Le storie raccontano chi siamo, chi vogliamo essere e anche chi crediamo siano gli altri. Le narrazioni da sempre elaborano i cambiamenti sociali e culturali che, strada facendo, si definiscono in relazione all’altro. Ci accompagnano in un percorso che spesso conduce a nuovi luoghi di incontro. In questa campagna elettorale le storie sul tema immigrazione sembrano andare in un’unica direzione, che ci imprigiona nel vicolo cieco e desolato della paura. Ci rappresentano come un popolo xenofobo, chiuso nei confronti della diversità, che vede nello straniero un potenziale delinquente o stupratore o terrorista, al meglio, come un usurpatore dello scarso lavoro.

MA CI SONO altre storie. Narrazioni che rimangono ai margini della campagna elettorale e, più in generale, fuori dalle rappresentazioni dominanti nei media. Specchio di altre esperienze e di Terre Alt(r)e. Racconti di un’Italia diversa, come quella presentata nel volume curato da Andrea Membretti, Ingrid Kofler e Pier Paolo Viazzo, Per forza o per scelta, L’immigrazione straniera nelle Alpi e negli Appennini (Aracne, 2017). Sono le storie che vengono dai paesi delle aree interne, al centro dalla Strategia Nazionale avviata dall’ex Ministro Fabrizio Barca.

LE BUONE PRATICHE raccolte nel libro sono molte, così come le possibili indicazioni per le politiche pubbliche e per la politica. Nel biellese c’è il caso di Pettinengo, storicamente legato alla filatura della lana. Negli ultimi decenni, il paese si è trovato di fronte alla sfida identitaria della riconversione. In questo contesto, nel 2014 PaceFuturo Onlus ha gestito l’arrivo in paese di un gruppo di rifugiati africani, con l’inserimento attivo di alcuni di essi in un progetto di recupero e valorizzazione degli antichi sentieri operai e dell’archeologia industriale montana: recupero/reinvenzione del paesaggio culturale a fini di salvaguardia, turistici e identitari. Il buon esito del progetto si deve a un’attenta analisi delle risorse territoriali, al confronto con le esigenze di tutti gli attori coinvolti, alla previsione delle loro relazioni future. L’accoglienza che funziona è un’occasione di sviluppo locale, integrata con i bisogni delle persone che fanno parte di quel territorio. Nel nord-est c’è il caso della cooperativa Cadore. Nel 2011, questa realtà dell’alto bellunese ha aperto due piccoli CAS (Centri Accoglienza Straordinaria), un appartamento e una abitazione unifamiliare. Distanti 5 km circa l’uno dall’altra, i centri sono stati destinati a una decina di giovani uomini, provenienti da vari stati dell’Africa sub-sahariana. L’esperienza di accoglienza si è sviluppata con modalità analoghe alla prima, facendo leva sul dialogo continuo con i soggetti del territorio (le amministrazioni e la popolazione locale) e sul rispetto degli equilibri tra le parti coinvolte. Da un punto di vista strategico, la cooperativa ha scelto di accogliere un numero limitato di richiedenti asilo e ha optato per un modello abitativo diffuso sul territorio, creando nuclei omogenei per etnia, età e religione. Nonostante il numero di ospiti sia cresciuto nel corso del tempo, il modello di «accoglienza diffusa» e la cura del servizio non sono cambiati.

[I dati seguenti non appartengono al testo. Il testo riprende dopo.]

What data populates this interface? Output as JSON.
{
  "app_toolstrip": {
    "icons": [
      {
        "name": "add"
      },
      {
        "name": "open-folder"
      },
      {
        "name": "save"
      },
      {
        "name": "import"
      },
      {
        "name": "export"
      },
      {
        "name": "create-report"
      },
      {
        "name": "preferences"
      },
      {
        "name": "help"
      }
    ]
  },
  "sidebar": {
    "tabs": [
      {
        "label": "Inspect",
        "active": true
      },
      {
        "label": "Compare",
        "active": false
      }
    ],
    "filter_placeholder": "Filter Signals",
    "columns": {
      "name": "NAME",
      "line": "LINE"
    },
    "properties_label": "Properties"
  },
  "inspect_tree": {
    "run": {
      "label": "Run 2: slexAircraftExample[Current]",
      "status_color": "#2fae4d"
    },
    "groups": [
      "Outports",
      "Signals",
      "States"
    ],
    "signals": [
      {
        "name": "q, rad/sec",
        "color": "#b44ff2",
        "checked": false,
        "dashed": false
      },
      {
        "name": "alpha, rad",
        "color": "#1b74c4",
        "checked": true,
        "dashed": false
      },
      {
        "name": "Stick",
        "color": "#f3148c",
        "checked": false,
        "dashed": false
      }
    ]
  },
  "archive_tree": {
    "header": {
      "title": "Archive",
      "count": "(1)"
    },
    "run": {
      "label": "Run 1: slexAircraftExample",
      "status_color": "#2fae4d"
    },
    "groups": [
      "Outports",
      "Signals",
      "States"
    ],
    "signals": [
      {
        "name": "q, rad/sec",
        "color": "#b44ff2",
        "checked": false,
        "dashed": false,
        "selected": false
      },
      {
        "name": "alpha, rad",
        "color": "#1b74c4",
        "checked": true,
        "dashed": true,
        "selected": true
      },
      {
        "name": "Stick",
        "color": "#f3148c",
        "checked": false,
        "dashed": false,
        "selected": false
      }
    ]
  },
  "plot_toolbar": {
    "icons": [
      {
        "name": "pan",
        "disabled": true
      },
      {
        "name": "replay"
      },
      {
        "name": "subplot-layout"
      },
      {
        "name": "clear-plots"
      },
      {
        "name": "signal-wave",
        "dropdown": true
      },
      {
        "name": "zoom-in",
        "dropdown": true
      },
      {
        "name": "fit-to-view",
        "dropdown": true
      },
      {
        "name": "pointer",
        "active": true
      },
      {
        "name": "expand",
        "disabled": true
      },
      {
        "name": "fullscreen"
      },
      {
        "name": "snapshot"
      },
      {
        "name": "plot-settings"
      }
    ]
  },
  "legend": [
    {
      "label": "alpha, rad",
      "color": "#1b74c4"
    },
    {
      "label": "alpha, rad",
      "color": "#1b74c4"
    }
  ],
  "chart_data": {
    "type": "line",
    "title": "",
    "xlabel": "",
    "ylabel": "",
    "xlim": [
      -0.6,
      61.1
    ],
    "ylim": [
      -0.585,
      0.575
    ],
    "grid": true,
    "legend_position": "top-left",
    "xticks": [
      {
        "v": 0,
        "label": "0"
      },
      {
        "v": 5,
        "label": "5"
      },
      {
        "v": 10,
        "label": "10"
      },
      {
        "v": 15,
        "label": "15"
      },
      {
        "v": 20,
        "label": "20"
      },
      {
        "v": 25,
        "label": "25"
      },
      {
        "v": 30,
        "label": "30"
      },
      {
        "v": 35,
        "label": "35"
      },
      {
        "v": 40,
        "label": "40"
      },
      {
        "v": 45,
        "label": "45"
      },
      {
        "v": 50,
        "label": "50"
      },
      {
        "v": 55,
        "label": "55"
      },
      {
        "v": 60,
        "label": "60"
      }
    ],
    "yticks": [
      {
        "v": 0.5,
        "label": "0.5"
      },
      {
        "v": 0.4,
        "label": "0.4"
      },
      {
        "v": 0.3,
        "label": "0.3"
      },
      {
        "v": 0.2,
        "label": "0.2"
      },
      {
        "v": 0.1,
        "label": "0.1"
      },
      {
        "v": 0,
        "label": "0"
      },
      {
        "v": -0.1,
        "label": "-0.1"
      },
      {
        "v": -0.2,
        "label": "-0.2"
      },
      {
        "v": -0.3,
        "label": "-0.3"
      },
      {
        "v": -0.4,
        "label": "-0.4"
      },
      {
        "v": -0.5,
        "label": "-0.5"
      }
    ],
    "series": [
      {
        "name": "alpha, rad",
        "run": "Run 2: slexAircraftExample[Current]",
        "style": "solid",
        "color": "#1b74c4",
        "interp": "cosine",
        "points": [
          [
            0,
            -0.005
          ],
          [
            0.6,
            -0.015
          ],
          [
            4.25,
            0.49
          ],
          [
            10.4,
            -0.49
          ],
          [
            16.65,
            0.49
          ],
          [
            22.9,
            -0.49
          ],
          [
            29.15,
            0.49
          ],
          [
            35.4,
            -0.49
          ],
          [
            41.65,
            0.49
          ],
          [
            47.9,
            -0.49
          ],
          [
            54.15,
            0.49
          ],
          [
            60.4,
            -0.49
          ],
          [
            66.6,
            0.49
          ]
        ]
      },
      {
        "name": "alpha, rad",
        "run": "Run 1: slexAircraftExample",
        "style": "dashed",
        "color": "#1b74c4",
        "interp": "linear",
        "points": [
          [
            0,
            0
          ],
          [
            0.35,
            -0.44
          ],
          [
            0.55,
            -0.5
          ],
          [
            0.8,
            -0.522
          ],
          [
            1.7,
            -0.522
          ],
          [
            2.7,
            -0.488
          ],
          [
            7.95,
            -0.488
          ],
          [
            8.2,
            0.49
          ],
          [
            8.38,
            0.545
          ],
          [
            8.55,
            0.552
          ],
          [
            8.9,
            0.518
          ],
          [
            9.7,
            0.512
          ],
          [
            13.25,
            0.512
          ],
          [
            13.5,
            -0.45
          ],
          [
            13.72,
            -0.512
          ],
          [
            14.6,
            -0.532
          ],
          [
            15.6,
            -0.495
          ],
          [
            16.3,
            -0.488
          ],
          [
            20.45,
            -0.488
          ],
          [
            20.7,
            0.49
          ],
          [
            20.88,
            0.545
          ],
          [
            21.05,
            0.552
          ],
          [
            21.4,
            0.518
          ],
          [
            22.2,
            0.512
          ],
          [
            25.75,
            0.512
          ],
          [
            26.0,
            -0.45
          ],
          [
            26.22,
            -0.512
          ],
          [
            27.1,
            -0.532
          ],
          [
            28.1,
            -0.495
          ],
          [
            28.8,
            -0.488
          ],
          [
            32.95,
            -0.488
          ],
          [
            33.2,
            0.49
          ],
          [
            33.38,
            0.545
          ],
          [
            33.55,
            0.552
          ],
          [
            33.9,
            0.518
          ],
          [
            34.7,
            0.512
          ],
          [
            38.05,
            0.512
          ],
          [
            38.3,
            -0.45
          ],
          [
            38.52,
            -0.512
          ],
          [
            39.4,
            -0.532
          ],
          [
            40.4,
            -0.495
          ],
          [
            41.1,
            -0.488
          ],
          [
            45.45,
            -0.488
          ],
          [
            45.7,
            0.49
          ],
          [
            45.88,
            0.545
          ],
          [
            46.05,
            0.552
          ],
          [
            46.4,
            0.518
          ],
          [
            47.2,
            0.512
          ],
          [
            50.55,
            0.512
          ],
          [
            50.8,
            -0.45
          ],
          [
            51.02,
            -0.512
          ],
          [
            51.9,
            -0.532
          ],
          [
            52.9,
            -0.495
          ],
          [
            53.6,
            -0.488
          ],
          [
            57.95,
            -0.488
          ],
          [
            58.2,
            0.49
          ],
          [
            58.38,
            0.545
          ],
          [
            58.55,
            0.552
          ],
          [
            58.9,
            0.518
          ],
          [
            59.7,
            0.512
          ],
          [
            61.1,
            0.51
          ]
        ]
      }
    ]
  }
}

C’È ANCHE la «mala accoglienza», al nord come al sud. A Spineto, nelle montagne silane, in un ex ristorante dismesso e riadattato, è stato aperto un CAS gestito dalla Cooperativa Sant’Anna. In questa struttura isolata dal centro abitato, sono stati ammassati circa 80 migranti senza un’adeguata assistenza sanitaria e idonee condizioni di vita. In seguito alle segnalazioni e a un’inchiesta, nel 2015 il CAS è stato chiuso. Del resto, la Calabria è nota per l’esperienza di Riace e dei comuni della cosiddetta “dorsale dell’ospitalità”, che ha ispirato pratiche di accoglienza a livello internazionale.

DI QUESTI e di altri casi si parlerà al Convegno «Rifugiati e lavoro: le buone pratiche» che si terrà a Milano il 24 febbraio 2018 dalle 9.30 alle 16 presso la Camera del Lavoro in Corso di Porta Vittoria 43. Il convegno, organizzato da Associazione Costituzione Beni Comuni, Camera del lavoro di Milano e Rete Scuole Senza Permesso, con il Patrocinio del Comune di Milano, metterà a confronto associazioni del terzo settore, imprese, istituzioni e rifugiati sul tema del lavoro come strumento di autonomia economica e dignità. Storie, queste sì, che dovrebbero orientare la storia delle politiche di accoglienza in questo Paese.